El préstamo, en realidad, nunca se entregó ni se realizó movimiento financiero alguno, siendo solo un documento en papel. En 2014, ocho años después, Alejo solicitó mediante una demanda monitoria la devolución de la ‘deuda’ y sus intereses, presentando el contrato simulado. Durante el proceso, Alejo reconoció públicamente la inexistencia del préstamo y declaró que no podía pagarla, lo que llevó a que el juzgado emitiera un título ejecutivo a favor de Anselmo.
Siguiendo el plan, Anselmo interpuso una demanda de ejecución y Alejo señaló como bien embargable su antiguo domicilio familiar en Vigo, donde vivían su exesposa Eva y el hijo menor. La intención era que la subasta judicial del inmueble forzara la venta, privando a la familia de su vivienda. La exesposa, Eva, logró detener el proceso mediante diligencias penales y acciones legales.
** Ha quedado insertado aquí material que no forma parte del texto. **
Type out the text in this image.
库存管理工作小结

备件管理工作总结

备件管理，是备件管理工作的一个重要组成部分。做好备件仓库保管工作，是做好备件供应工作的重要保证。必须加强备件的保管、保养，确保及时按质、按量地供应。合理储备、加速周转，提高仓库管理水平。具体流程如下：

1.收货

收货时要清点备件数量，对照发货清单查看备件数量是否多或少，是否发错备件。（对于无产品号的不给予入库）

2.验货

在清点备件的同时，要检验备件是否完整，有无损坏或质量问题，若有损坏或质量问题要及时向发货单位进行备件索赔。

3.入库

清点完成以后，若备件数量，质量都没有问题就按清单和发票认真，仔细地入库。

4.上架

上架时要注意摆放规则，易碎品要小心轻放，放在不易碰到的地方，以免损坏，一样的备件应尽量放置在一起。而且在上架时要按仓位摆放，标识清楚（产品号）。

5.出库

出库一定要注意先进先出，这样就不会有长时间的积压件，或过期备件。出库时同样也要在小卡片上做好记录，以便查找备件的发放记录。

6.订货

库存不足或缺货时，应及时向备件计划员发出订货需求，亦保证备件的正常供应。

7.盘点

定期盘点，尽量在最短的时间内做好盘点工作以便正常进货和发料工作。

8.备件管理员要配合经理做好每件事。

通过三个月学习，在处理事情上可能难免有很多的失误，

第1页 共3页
Tras varios años de litigio, la sala del Tribunal Supremo subrayó que los tres acusados actuaron de común acuerdo y ordenó el pago conjunto de una indemnización a la exesposa, además de costas judiciales. Los antecedentes del caso se remontan a la ruptura matrimonial de más de una década atrás, cuando Alejo fue prohibido por orden judicial acercarse a su exesposa y sus hijas, y se confirmó la atribución judicial del uso de la vivienda a Eva y su hijo Heraclio, en diversas decisiones judiciales de Vigo.